Saudi crude oil crosses the Strait of Hormuz again

Two supertankers carrying approximately 4 million barrels of Saudi crude are preparing to transit the Strait of Hormuz en route to Japan. The vessels, operated by Japanese companies, had been held up following restrictions on maritime traffic in the area. Their departure coincides with the gradual recovery of oil exports from the Persian Gulf after the preliminary ceasefire agreement between the United States and Iran.

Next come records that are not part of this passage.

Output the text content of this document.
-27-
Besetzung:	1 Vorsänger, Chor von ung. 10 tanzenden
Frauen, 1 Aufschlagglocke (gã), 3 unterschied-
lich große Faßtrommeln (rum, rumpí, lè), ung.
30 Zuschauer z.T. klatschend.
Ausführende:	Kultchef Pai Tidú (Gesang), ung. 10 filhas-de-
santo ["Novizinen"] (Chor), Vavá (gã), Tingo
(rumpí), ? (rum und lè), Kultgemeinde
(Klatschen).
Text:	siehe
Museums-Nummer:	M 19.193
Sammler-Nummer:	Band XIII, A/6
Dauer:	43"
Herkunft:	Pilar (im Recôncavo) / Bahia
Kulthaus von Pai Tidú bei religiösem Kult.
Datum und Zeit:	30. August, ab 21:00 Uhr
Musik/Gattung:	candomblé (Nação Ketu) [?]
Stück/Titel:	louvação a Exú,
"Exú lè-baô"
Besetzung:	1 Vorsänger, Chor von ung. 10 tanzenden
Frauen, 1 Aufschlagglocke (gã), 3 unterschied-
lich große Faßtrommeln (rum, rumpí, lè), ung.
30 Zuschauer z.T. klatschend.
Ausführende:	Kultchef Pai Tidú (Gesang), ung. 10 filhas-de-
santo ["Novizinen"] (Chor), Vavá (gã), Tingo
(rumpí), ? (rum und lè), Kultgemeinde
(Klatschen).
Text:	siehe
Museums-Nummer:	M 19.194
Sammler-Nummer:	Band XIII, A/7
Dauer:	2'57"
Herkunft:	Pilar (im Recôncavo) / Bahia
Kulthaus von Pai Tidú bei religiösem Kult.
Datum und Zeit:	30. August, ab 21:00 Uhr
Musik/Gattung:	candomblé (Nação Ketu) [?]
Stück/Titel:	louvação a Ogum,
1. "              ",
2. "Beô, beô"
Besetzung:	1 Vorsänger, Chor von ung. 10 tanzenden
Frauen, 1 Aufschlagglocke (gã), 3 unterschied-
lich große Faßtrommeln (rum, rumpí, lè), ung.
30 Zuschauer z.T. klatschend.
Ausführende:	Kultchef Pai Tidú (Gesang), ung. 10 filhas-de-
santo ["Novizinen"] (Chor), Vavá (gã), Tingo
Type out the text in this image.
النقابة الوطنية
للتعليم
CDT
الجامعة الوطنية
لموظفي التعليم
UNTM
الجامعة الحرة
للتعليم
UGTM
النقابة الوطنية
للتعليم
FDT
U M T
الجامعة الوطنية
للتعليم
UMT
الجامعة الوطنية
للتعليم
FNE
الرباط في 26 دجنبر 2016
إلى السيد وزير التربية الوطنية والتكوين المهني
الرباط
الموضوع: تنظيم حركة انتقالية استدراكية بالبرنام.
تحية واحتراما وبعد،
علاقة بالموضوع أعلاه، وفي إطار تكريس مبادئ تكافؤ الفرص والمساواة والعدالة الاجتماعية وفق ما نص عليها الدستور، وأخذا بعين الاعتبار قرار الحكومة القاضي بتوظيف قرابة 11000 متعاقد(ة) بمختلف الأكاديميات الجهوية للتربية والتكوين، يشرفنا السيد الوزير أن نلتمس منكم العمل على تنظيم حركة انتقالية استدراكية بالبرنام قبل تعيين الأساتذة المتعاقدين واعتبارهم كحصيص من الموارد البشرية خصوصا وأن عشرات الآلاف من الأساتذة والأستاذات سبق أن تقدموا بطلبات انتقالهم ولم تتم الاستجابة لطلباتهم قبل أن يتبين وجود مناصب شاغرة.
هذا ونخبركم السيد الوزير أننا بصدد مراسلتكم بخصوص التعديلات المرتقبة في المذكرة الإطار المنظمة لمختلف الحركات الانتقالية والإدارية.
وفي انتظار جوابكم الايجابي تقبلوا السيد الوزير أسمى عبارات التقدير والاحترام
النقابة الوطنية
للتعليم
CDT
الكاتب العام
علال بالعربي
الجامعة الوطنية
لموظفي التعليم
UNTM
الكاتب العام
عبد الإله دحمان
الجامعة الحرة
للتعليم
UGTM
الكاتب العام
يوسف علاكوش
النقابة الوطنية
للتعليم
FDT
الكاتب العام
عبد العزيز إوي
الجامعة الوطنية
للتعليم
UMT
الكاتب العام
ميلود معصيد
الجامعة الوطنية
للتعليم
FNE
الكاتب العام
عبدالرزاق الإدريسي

The move coincides with an increase in crude oil shipments through this strategic waterway, although maritime activity remains below normal levels. Saudi Arabia has already exported millions of barrels since mid-June, and the United Arab Emirates has also increased its shipments. Even so, several vessels continue to alter their routes or turn back due to security conditions and warnings issued in the area.

BluEnergies and TotalEnergies make progress in Liberia

BluEnergies reported that its exploration program with TotalEnergies in the Harper Basin, off the coast of Liberia, is progressing according to schedule. The work includes reprocessing over 6,000 square kilometers of 3D seismic data and conducting seabed surveys to improve the identification of potential deposits and define future drilling areas. The company indicated that the seismic reprocessing is now more than 50% complete.

In addition to seismic analysis, the project incorporates seabed mapping, geochemical sampling, and heat flow measurements to gain a more accurate understanding of the geological potential of blocks LB-26, LB-30, and LB-31. These activities will continue throughout 2026 and will help select the locations with the highest probability of success before initiating a drilling campaign.